Dans le même temps, les revenus et opérations numériques sont devenus vitaux. Dans de nombreux secteurs, plus de la moitié des nouveaux revenus dépend déjà de produits, plateformes ou canaux numériques. Quand l’IT s’arrête, le business s’arrête — opérations, expérience client, confiance.
Bientôt les pré-requis à cette orientation basée sur le cloud vont disparaître :
- L’énergie abondante et bon marché devient une relique du passé.
- La connectivité constante et universelle est remise en question par des événements climatiques extrêmes, et des tensions géopolitiques.
- La confiance dans des fournisseurs centralisés est érodée par des cyberattaques, le manque de neutralité, et des préoccupations de souveraineté.
- Le matériel lui-même est soumis à des pénuries, des retards, et des risques géopolitiques.
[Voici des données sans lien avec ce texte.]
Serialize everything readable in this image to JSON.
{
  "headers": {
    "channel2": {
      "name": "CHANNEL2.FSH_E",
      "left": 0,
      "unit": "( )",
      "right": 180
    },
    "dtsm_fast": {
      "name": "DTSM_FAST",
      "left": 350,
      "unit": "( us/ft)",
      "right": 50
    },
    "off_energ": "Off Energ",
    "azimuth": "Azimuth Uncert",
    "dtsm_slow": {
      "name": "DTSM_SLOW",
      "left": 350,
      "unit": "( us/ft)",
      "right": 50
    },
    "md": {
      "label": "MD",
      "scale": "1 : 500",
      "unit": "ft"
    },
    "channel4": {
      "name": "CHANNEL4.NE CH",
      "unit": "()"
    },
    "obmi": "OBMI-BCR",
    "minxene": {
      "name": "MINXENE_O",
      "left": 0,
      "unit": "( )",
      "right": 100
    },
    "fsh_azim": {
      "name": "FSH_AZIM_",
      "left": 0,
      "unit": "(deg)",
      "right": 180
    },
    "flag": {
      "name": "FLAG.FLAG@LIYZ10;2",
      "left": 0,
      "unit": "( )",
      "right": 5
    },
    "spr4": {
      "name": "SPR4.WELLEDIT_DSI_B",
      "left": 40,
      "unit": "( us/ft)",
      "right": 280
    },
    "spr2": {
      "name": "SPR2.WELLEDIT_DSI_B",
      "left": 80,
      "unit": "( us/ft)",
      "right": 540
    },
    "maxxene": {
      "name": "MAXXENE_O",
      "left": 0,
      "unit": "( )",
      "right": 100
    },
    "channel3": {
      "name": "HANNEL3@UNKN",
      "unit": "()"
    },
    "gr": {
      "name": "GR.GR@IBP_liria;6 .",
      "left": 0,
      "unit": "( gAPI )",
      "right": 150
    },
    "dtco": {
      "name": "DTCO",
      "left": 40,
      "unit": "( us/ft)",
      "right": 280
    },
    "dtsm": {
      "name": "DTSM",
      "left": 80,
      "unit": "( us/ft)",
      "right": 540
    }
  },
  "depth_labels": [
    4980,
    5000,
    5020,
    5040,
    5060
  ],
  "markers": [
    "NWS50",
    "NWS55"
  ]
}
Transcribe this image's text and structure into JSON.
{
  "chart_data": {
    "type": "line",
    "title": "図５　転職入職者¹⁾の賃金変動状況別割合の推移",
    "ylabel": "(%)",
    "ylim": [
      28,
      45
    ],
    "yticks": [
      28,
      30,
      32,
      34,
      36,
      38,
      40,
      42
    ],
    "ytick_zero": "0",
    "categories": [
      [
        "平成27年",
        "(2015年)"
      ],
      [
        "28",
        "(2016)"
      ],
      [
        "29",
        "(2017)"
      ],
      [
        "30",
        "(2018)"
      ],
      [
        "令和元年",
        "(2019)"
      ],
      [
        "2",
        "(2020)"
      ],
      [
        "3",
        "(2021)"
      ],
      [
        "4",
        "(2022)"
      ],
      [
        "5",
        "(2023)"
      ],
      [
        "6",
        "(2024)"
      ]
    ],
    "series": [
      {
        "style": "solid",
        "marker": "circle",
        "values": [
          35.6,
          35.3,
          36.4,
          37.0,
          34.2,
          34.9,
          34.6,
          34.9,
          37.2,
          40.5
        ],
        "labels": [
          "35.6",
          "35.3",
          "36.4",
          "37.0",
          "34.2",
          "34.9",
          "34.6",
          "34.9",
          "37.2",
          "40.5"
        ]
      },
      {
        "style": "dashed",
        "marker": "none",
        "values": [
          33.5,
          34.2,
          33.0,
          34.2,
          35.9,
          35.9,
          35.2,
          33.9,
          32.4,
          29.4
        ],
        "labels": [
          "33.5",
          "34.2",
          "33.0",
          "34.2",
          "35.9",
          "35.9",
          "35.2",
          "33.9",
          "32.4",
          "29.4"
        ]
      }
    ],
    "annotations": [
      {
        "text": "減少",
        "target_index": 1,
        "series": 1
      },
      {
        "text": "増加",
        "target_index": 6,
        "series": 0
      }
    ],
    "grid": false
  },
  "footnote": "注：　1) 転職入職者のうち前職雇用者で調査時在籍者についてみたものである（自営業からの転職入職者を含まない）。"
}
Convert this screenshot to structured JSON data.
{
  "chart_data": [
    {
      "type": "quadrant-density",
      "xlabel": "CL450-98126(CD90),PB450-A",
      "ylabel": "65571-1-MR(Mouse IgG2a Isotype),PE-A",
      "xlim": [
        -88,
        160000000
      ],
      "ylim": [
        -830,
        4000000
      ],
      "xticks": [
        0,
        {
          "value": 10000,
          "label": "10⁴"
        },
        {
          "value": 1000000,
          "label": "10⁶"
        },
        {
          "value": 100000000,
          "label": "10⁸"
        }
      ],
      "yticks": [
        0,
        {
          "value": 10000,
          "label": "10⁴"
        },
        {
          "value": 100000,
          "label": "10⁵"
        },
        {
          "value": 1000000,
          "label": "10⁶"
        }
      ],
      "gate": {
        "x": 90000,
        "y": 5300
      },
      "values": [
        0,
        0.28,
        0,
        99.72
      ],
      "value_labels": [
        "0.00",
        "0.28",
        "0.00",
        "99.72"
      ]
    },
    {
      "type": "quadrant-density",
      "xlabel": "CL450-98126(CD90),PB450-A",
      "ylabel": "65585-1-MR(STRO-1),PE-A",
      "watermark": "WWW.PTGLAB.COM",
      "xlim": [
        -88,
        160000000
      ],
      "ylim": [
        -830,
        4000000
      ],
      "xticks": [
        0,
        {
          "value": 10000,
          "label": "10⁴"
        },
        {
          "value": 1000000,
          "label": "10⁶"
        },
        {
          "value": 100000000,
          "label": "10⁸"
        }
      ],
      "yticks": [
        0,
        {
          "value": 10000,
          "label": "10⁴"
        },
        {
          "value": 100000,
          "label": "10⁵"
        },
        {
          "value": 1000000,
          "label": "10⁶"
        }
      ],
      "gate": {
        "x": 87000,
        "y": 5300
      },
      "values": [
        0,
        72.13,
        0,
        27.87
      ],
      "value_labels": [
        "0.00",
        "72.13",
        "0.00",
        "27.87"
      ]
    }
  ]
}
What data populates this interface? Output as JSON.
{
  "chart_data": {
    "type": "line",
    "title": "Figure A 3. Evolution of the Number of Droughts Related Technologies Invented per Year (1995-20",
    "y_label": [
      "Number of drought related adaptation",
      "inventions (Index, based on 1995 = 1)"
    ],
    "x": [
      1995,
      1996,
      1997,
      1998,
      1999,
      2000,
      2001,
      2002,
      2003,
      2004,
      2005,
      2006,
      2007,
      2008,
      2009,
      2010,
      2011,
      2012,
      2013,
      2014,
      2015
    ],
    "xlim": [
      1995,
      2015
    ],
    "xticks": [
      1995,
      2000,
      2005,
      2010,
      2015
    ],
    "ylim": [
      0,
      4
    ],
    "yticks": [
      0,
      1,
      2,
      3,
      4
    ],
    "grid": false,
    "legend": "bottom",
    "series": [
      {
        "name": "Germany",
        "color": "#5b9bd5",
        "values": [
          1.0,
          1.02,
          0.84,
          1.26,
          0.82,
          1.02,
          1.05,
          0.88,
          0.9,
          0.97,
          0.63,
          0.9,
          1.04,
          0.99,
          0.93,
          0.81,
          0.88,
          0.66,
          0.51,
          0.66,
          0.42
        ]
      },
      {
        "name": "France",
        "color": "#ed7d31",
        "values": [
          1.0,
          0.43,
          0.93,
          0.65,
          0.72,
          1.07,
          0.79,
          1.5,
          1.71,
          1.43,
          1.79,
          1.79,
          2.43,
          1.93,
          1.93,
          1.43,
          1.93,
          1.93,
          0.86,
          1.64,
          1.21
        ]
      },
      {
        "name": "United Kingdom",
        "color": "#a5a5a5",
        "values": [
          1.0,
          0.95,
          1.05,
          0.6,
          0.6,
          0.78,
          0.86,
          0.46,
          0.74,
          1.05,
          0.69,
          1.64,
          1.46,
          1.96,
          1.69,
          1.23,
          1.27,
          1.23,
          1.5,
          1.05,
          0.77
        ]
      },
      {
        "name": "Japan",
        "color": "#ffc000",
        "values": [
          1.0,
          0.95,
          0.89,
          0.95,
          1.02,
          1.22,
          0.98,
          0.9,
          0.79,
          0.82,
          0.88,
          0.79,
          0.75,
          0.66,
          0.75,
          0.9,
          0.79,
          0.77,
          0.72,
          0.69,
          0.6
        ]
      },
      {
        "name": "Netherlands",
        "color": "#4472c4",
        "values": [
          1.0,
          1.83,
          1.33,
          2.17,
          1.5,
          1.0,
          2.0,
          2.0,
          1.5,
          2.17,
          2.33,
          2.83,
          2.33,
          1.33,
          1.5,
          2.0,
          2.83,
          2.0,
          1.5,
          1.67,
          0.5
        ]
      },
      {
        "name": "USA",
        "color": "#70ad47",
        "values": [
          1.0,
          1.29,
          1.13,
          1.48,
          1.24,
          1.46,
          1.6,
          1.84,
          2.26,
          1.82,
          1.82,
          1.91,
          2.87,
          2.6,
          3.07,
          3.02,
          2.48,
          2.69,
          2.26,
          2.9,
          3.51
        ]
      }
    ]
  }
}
La réutilisation, la réparation et la durabilité deviennent des impératifs.
La robustesse n’est plus une option “luxe”. C’est le ticket d’entrée dans un monde où la volatilité est structurelle, pas temporaire.
Pourquoi l’Europe doit dépasser le tout‑cloud
Des penseurs comme Olivier Hamant l’ont formulé : nous passons d’un monde guidé par l’efficacité à un monde guidé par la robustesse, parce que le niveau d’incertitude a augmenté de façon structurelle. L’Europe est particulièrement bien placée pour anticiper et préfigurer ce basculement plutôt que le subir.
Plusieurs raisons principales expliquent pourquoi l’Europe doit agir rapidement pour dépasser le paradigme cloud‑centré dominant :
- Une forte dépendance à des fournisseurs non européens
La vie numérique européenne repose largement sur un petit nombre de plates‑formes cloud et IA américaines et chinoises. Cette dépendance est une fragilité : technique, économique, géopolitique. - Un attachement fort à l’environnement, à la vie privée, à la décentralisation: L’Europe a choisi une voie qui valorise l’impact environnemental, les droits individuels et une répartition du pouvoir. Ce ne sont pas des contraintes à l’innovation, mais des principes de conception pour un autre type d’infrastructure numérique.
- Une tradition de décentralisation et de privacy: De l’autonomie municipale aux mouvements coopératifs en passant par une culture de protection des données, l’Europe a un ADN décentralisé. Cet héritage peut être mobilisé pour construire des systèmes IT robustes et distribués alignés sur ses valeurs, plutôt que de copier des modèles hyper‑centralisés conçus ailleurs.Un savoir faire technologique déjà existant: STMicroelectronics, Thales, SEKOIA, Deephawk, Mountain AI, Proton, MicroEJ, Bondzai, LoRa,… sont autant d’exemples d’entreprises et de technologies européennes qui peuvent servir de socle à cette nouvelle IT robuste.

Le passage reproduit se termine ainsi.